The primary goal is to have the Seine batheable by 2025, with the Paris Games boosting that aim, even though some sporting events were cancelled last summer as health standards were not met after rare heavy rains and a sewer problem.
The city has been building a storage basin capable of holding 46,000 cubic metres of waste water to significantly reduce the risks of pollution in the Seine.
It will now start to operate before the end of the month.
“It’s a childhood dream coming true. Remember when you were 10 years old, sitting by a lake and wishing to take a dive,” Hidalgo said according to Reuters.
“In Paris, our dream was to bathe in the river like the Parisians used to do 100 years ago. The Olympics gave this project a huge boost.”

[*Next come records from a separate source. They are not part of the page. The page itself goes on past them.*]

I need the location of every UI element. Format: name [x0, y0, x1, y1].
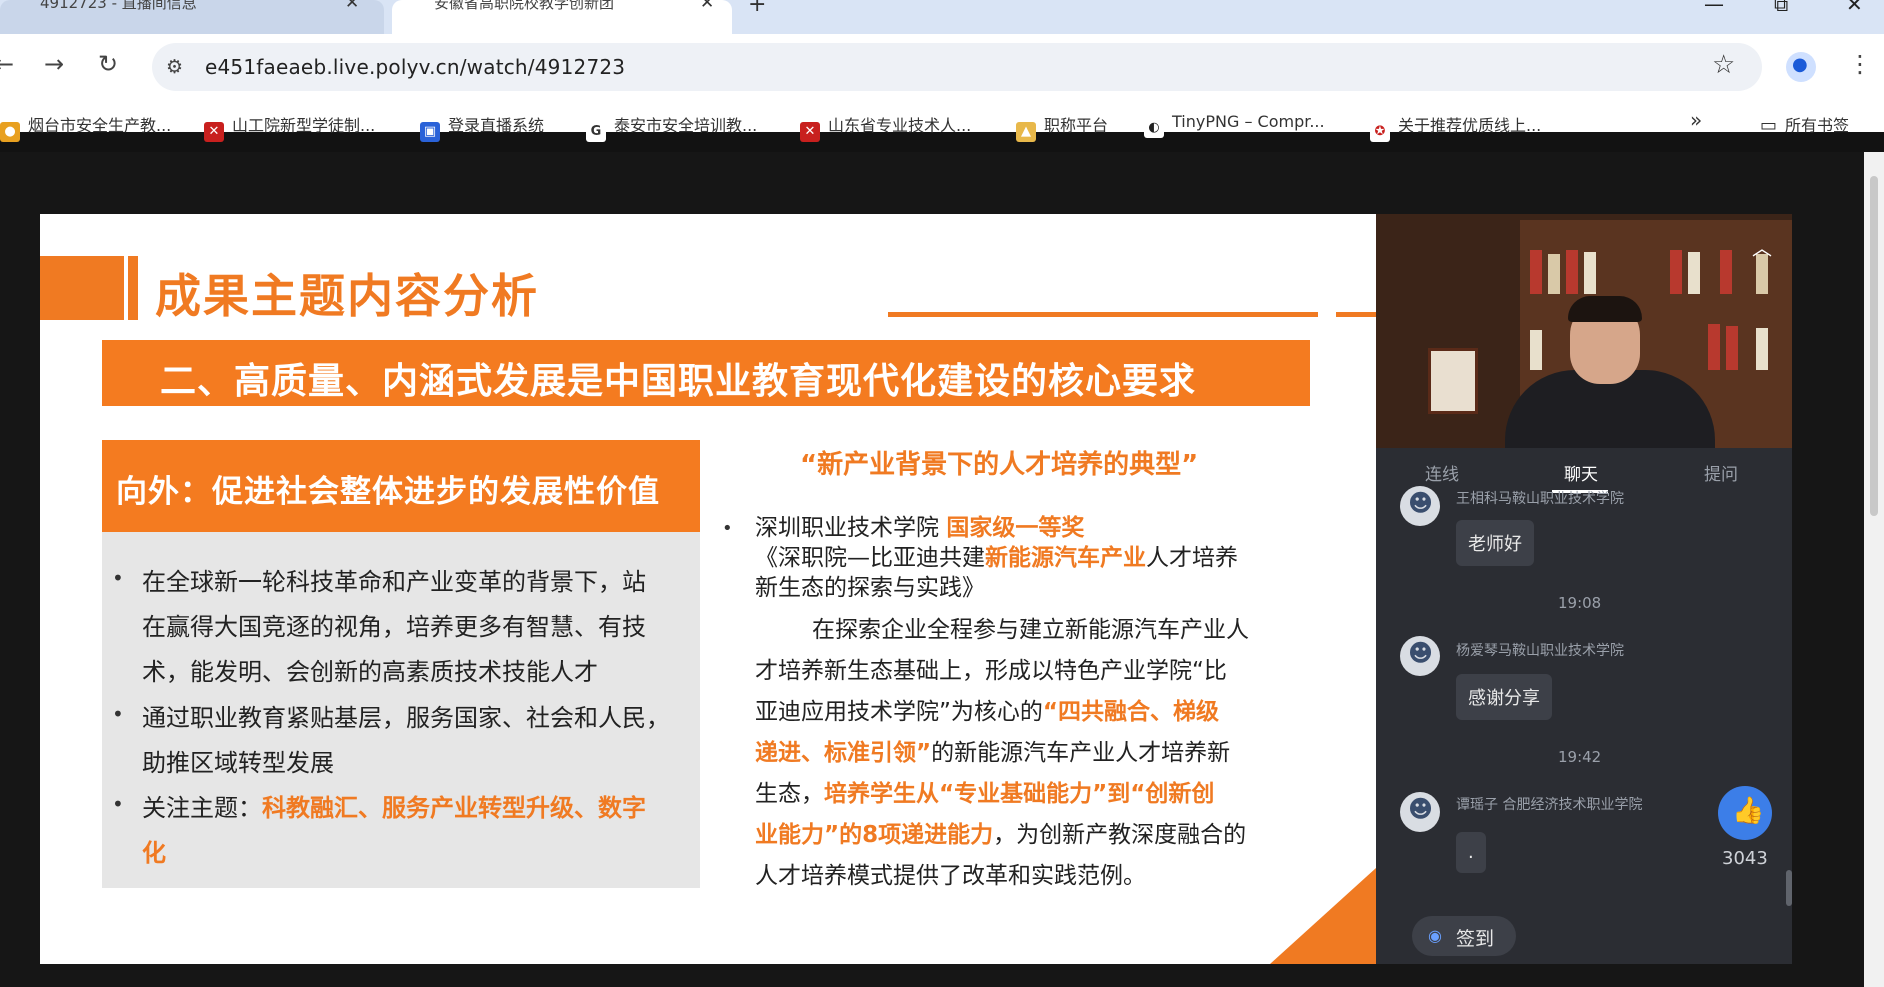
like-button[interactable]: 👍	[1718, 786, 1772, 840]
bookmark-item[interactable]: ● 烟台市安全生产教...	[0, 112, 171, 142]
slide-corner-accent	[1270, 868, 1376, 964]
site-info-icon[interactable]: ⚙	[166, 56, 183, 78]
paragraph-line: 人才培养模式提供了改革和实践范例。	[755, 863, 1146, 889]
browser-tab-room-info[interactable]: 4912723 - 直播间信息 ✕	[0, 0, 384, 34]
user-icon: ☻	[1408, 639, 1434, 667]
bullet-line: 通过职业教育紧贴基层，服务国家、社会和人民，	[142, 704, 670, 732]
tab-question[interactable]: 提问	[1704, 460, 1738, 485]
person-icon: ●	[1792, 54, 1808, 75]
tab-connect[interactable]: 连线	[1425, 460, 1459, 485]
chat-message: 老师好	[1456, 520, 1534, 566]
back-icon[interactable]: ←	[0, 50, 14, 78]
favicon-icon: ▣	[420, 122, 440, 142]
left-heading: 向外：促进社会整体进步的发展性价值	[116, 474, 660, 510]
bookmark-item[interactable]: ◐ TinyPNG – Compr...	[1144, 112, 1325, 138]
profile-avatar[interactable]: ●	[1786, 52, 1816, 82]
chat-username: 王相科马鞍山职业技术学院	[1456, 491, 1624, 507]
bookmark-item[interactable]: ▲ 职称平台	[1016, 112, 1108, 142]
bullet-icon: •	[722, 518, 733, 539]
bullet-icon: •	[112, 702, 124, 726]
title-rule	[1336, 312, 1376, 317]
user-icon: ☻	[1408, 489, 1434, 517]
case-line: 新生态的探索与实践》	[755, 575, 985, 601]
paragraph-line: 生态，培养学生从“专业基础能力”到“创新创	[755, 781, 1215, 807]
bullet-icon: •	[112, 792, 124, 816]
bookmark-item[interactable]: ✪ 关于推荐优质线上...	[1370, 112, 1541, 142]
slide-title: 成果主题内容分析	[155, 269, 539, 323]
like-count: 3043	[1722, 848, 1768, 869]
tab-title: 安徽省高职院校教学创新团	[434, 0, 615, 12]
bullet-line: 助推区域转型发展	[142, 749, 334, 777]
chat-scrollbar[interactable]	[1786, 870, 1792, 906]
restore-icon[interactable]: ⧉	[1774, 0, 1788, 16]
close-icon[interactable]: ✕	[345, 0, 359, 12]
picture-frame	[1428, 348, 1478, 414]
title-accent-bar	[128, 256, 138, 320]
paragraph-line: 才培养新生态基础上，形成以特色产业学院“比	[755, 658, 1227, 684]
favicon-icon: ✕	[204, 122, 224, 142]
bullet-line: 化	[142, 839, 166, 867]
bookmarks-overflow-button[interactable]: »	[1690, 108, 1702, 132]
bookmark-item[interactable]: G 泰安市安全培训教...	[586, 112, 757, 142]
new-tab-button[interactable]: +	[748, 0, 766, 17]
chat-timestamp: 19:42	[1558, 748, 1602, 766]
paragraph-line: 递进、标准引领”的新能源汽车产业人才培养新	[755, 740, 1231, 766]
favicon-icon: ✕	[800, 122, 820, 142]
bookmark-item[interactable]: ▣ 登录直播系统	[420, 112, 544, 142]
favicon-icon: ●	[0, 122, 20, 142]
emblem-icon: ✪	[1370, 122, 1390, 142]
minimize-icon[interactable]: —	[1704, 0, 1724, 16]
user-icon: ☻	[1408, 795, 1434, 823]
bullet-line: 在赢得大国竞逐的视角，培养更多有智慧、有技	[142, 613, 646, 641]
url-text[interactable]: e451faeaeb.live.polyv.cn/watch/4912723	[205, 55, 625, 79]
bookmark-star-icon[interactable]: ☆	[1712, 50, 1735, 80]
avatar: ☻	[1400, 636, 1440, 676]
chat-timestamp: 19:08	[1558, 594, 1602, 612]
avatar: ☻	[1400, 792, 1440, 832]
bullet-icon: •	[112, 566, 124, 590]
interaction-panel	[1376, 448, 1792, 964]
thumbs-up-icon: 👍	[1732, 796, 1765, 826]
google-icon: G	[586, 122, 606, 142]
folder-icon: ▭	[1760, 115, 1778, 136]
favicon-icon: ▲	[1016, 122, 1036, 142]
paragraph-line: 在探索企业全程参与建立新能源汽车产业人	[812, 617, 1249, 643]
tab-chat[interactable]: 聊天	[1564, 460, 1598, 485]
title-rule	[888, 312, 1318, 317]
browser-tab-active[interactable]: 安徽省高职院校教学创新团 ✕	[392, 0, 732, 34]
bookmark-item[interactable]: ✕ 山工院新型学徒制...	[204, 112, 375, 142]
presenter-hair	[1568, 296, 1642, 322]
chat-message: .	[1456, 832, 1486, 873]
bullet-line: 术，能发明、会创新的高素质技术技能人才	[142, 658, 598, 686]
forward-icon[interactable]: →	[44, 50, 64, 78]
location-pin-icon: ◉	[1428, 926, 1442, 945]
signin-label: 签到	[1456, 928, 1495, 950]
right-heading: “新产业背景下的人才培养的典型”	[800, 450, 1199, 480]
menu-icon[interactable]: ⋮	[1848, 50, 1872, 78]
bookmark-item[interactable]: ✕ 山东省专业技术人...	[800, 112, 971, 142]
chat-username: 谭瑶子 合肥经济技术职业学院	[1456, 797, 1643, 813]
title-accent-block	[40, 256, 124, 320]
avatar: ☻	[1400, 486, 1440, 526]
chat-username: 杨爱琴马鞍山职业技术学院	[1456, 643, 1624, 659]
chat-message: 感谢分享	[1456, 674, 1552, 720]
paragraph-line: 亚迪应用技术学院”为核心的“四共融合、梯级	[755, 699, 1220, 725]
tab-title: 4912723 - 直播间信息	[40, 0, 197, 12]
close-icon[interactable]: ✕	[700, 0, 714, 12]
page-scrollbar-thumb[interactable]	[1870, 176, 1878, 516]
reload-icon[interactable]: ↻	[98, 50, 118, 78]
paragraph-line: 业能力”的8项递进能力，为创新产教深度融合的	[755, 822, 1247, 848]
panda-icon: ◐	[1144, 118, 1164, 138]
collapse-chevron-icon[interactable]: ︿	[1752, 232, 1772, 261]
window-close-icon[interactable]: ✕	[1846, 0, 1863, 16]
all-bookmarks-button[interactable]: ▭ 所有书签	[1760, 112, 1849, 136]
bullet-line: 在全球新一轮科技革命和产业变革的背景下，站	[142, 568, 646, 596]
slide-subtitle: 二、高质量、内涵式发展是中国职业教育现代化建设的核心要求	[160, 361, 1197, 402]
bullet-line: 关注主题：科教融汇、服务产业转型升级、数字	[142, 794, 646, 822]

The water will be tested every day during the Olympics to make sure it will be safe for the triathlons and open water swimming in the Seine. The Games start on July 26.
Once the rain is collected in the Austerlitz basin – a monster, 30-metre deep structure the size of a dozen Olympic swimming pools – it will be moved through a tunnel beneath the train station to a treatment plant.
When the water meets the required health criteria it will then be poured into the Seine.
Former Paris mayor Jacques Chirac in 1988 promised he would swim in the Seine “in the presence of witnesses”. Current mayor Hidalgo is about to make that dream come true, although any mishap during the Olympics would be seen as a setback.
“It’s a fantastic legacy for the Parisians,” said Tony Estanguet, head of the Paris 2024 organising committee.
“We’ll be the first ones to benefit from the basin (with the Olympics), but we did it for the environment and for the quality of the water to be dramatically improved.”